Durante mucho tiempo, cuando volvía a Madrid llamaba a todo el mundo y veía a todo el mundo; ahora su pequeña agenda antiquísima está llena de las tachaduras de los amigos que ya no estarán jamás y, claro, eso convierte el viaje de regreso en una melancolía. Esa agenda es ya como un despojo del tiempo, fina o adelgazada, parece la agenda de un agente secreto del siglo XVIII.

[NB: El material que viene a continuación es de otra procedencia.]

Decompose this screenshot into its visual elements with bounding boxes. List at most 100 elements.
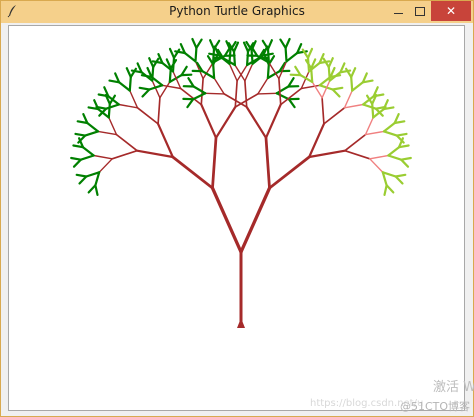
tree-branch [157, 122, 174, 159]
tree-branch [136, 106, 159, 125]
tree-branch [323, 106, 346, 125]
tree-branch [344, 133, 367, 152]
leaf-branch [275, 92, 290, 101]
tree-branch [211, 136, 218, 190]
leaf-branch [306, 47, 314, 59]
leaf-branch [232, 50, 236, 67]
leaf-branch [331, 88, 341, 98]
turtle-window: Python Turtle Graphics ✕ [0, 0, 474, 417]
leaf-branch [78, 175, 88, 185]
close-icon: ✕ [445, 4, 457, 18]
leaf-branch [75, 173, 88, 178]
leaf-branch [394, 173, 407, 178]
tree-branch [239, 186, 272, 254]
leaf-branch [371, 102, 375, 119]
tree-branch [369, 158, 384, 174]
leaf-branch [279, 38, 287, 49]
leaf-branch [195, 38, 203, 49]
tree-branch [97, 130, 118, 136]
leaf-branch [350, 75, 354, 92]
tree-branch [300, 84, 321, 90]
tree-branch [245, 105, 268, 139]
leaf-branch [187, 77, 195, 88]
leaf-branch [400, 158, 410, 168]
leaf-branch [266, 48, 270, 64]
tree-branch [364, 130, 385, 136]
tree-branch [308, 122, 325, 159]
leaf-branch [81, 146, 95, 157]
leaf-branch [148, 57, 155, 69]
leaf-branch [284, 37, 291, 49]
leaf-branch [350, 67, 357, 79]
maximize-icon [415, 6, 425, 16]
leaf-branch [400, 156, 412, 161]
tree-branch [364, 116, 374, 136]
tree-branch [369, 154, 389, 160]
tree-branch [257, 92, 278, 95]
leaf-branch [125, 67, 132, 79]
tree-branch [210, 186, 243, 254]
tree-branch [268, 155, 311, 190]
minimize-button[interactable] [387, 1, 409, 21]
tree-branch [278, 77, 282, 106]
tree-branch [264, 103, 282, 139]
tree-branch [244, 80, 248, 108]
leaf-branch [387, 154, 403, 161]
tree-branch [213, 77, 225, 95]
leaf-branch [83, 130, 100, 137]
leaf-branch [266, 63, 270, 80]
leaf-branch [86, 121, 100, 133]
leaf-branch [87, 184, 97, 194]
tree-branch [136, 149, 174, 159]
tree-branch [118, 103, 139, 109]
tree-branch [321, 96, 325, 125]
leaf-branch [104, 103, 121, 110]
leaf-branch [362, 103, 377, 110]
leaf-branch [194, 46, 198, 63]
leaf-branch [117, 81, 131, 92]
leaf-branch [183, 51, 197, 63]
tree-branch [343, 89, 353, 109]
leaf-branch [285, 51, 299, 63]
leaf-branch [191, 37, 198, 49]
leaf-branch [141, 88, 151, 98]
tree-branch [204, 92, 225, 95]
tree-branch [161, 84, 182, 90]
close-button[interactable]: ✕ [431, 1, 471, 21]
tree-branch [108, 116, 118, 136]
leaf-branch [138, 86, 151, 91]
tree-branch [98, 158, 113, 174]
leaf-branch [287, 77, 295, 88]
leaf-branch [266, 39, 273, 51]
leaf-branch [250, 49, 254, 65]
leaf-branch [310, 67, 314, 84]
leaf-branch [209, 39, 216, 51]
brand-watermark: @51CTO博客 [400, 400, 471, 413]
leaf-branch [107, 102, 111, 119]
leaf-branch [192, 92, 207, 101]
title-bar[interactable]: Python Turtle Graphics ✕ [1, 1, 473, 23]
leaf-branch [171, 56, 176, 73]
leaf-branch [79, 154, 95, 161]
leaf-branch [351, 81, 364, 92]
leaf-branch [327, 65, 331, 82]
turtle-canvas[interactable] [8, 25, 465, 411]
tree-branch [111, 149, 138, 160]
leaf-branch [387, 146, 401, 157]
leaf-branch [74, 132, 87, 137]
tree-branch [308, 149, 346, 159]
fractal-tree-drawing [70, 37, 412, 328]
maximize-button[interactable] [409, 1, 431, 21]
leaf-branch [394, 175, 404, 185]
leaf-branch [385, 184, 395, 194]
leaf-branch [395, 132, 408, 137]
tree-branch [115, 133, 138, 152]
leaf-branch [212, 63, 216, 80]
tree-branch [257, 77, 269, 95]
leaf-branch [128, 75, 132, 92]
leaf-branch [70, 156, 82, 161]
activate-windows-watermark: 激活 W [433, 380, 474, 395]
leaf-branch [192, 85, 207, 95]
leaf-branch [382, 121, 396, 133]
leaf-branch [246, 50, 250, 67]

Las noches, pues, son aliadas de Ángel, sobre todo en verano; la ciudad ahora le es un poco esquiva, por esa soledad que le ha procurado el tiempo, pero él sigue volviendo para exhibir por sus calles la lentitud de su amor a la vida, y a la poesía. En una de esas noches, hace poco, acometió una hazaña de la que se ha convertido en cronista el peruano Alfredo Bryce Echenique. Buscaban ambos, a medianoche, un bar abierto en domingo; llegaron los dos hasta la calle Escorial, donde Ángel recordaba que había ese bar abierto a deshoras; pero en esa calle no había bar alguno, de modo que Ángel decidió recurrir a la memoria de su mujer, que estaba en su casa de Alburquerque, Nuevo México, Estados Unidos. Según cuenta el autor de La exagerada vida de Martín Romaña, el poeta de Palabra sobre palabra observó que pasaba por allí un transeúnte que exhibía un móvil. "¿Me deja el móvil?", preguntó el poeta, "es sólo para un minuto". "Sírvase", le dijo el solícito usuario, y el poeta y académico hizo desde allí una llamada a larga distancia para descubrir que no era en la calle Escorial, sino en la de San Lorenzo, donde estaba el bar Lady Pepa que buscaban él y Bryce.

Cuando vino a Madrid, hace días, Ángel desmintió la historia: en realidad, se refrescó a sí mismo la memoria, no hizo falta el móvil, no era cierto que había ejercido de cara dura a medianoche. "Pero el 90% de lo que te conté era verdad, ¿o no?", me dijo Bryce Echenique.

El académico es un hombre respetuoso, eso se ve enseguida; no le gusta apabullar, y en las tertulias de amigos parece que no quiere contar, sino ser uno en silencio y en la esquina, como si no viniera de un largo viaje; claro, es inevitable que le pregunten, por su salud, por los años o por los libros y, por alguna razón que tiene que ver con su habilidad asturiana para estar entre brumas, siempre sabe salirse por la tangente y hablar de otra cosa cuando a él se le propone que sea el protagonista. Pero no sabe negarse a los recitales, que le piden desde todas partes; él responde siempre que sólo lee durante 35 minutos los poemas que quepan; el otro día, en la Caja de Ahorros de Madrid, escuchado por un centenar de personas entre las que estaba su amigo Caballero Bonald, leyó poemas viejos y nuevos; no leyó aquel de la primavera y los lugares propicios al amor, ni tampoco el del hombre que después de comerse 12 nécoras se lavaba las manos como Pilatos porque era Pilatos, sino que leyó algunas ironías y otros poemas esenciales para entender su capacidad sarcástica o melancólica para ver la vida; si un día se queman los libros de esta larga época y sólo quedaran los versos de Ángel alguien sabría con qué estado de ánimo veían el mundo estos contemporáneos. Y leyó un poema que era el retrato de su madre, menuda y miedosa; no lo terminó, estuvo a punto de llorar y él, pudoroso, prefirió el silencio, "no me gusta emocionarme en público". Es una de sus formas urbanas de respeto.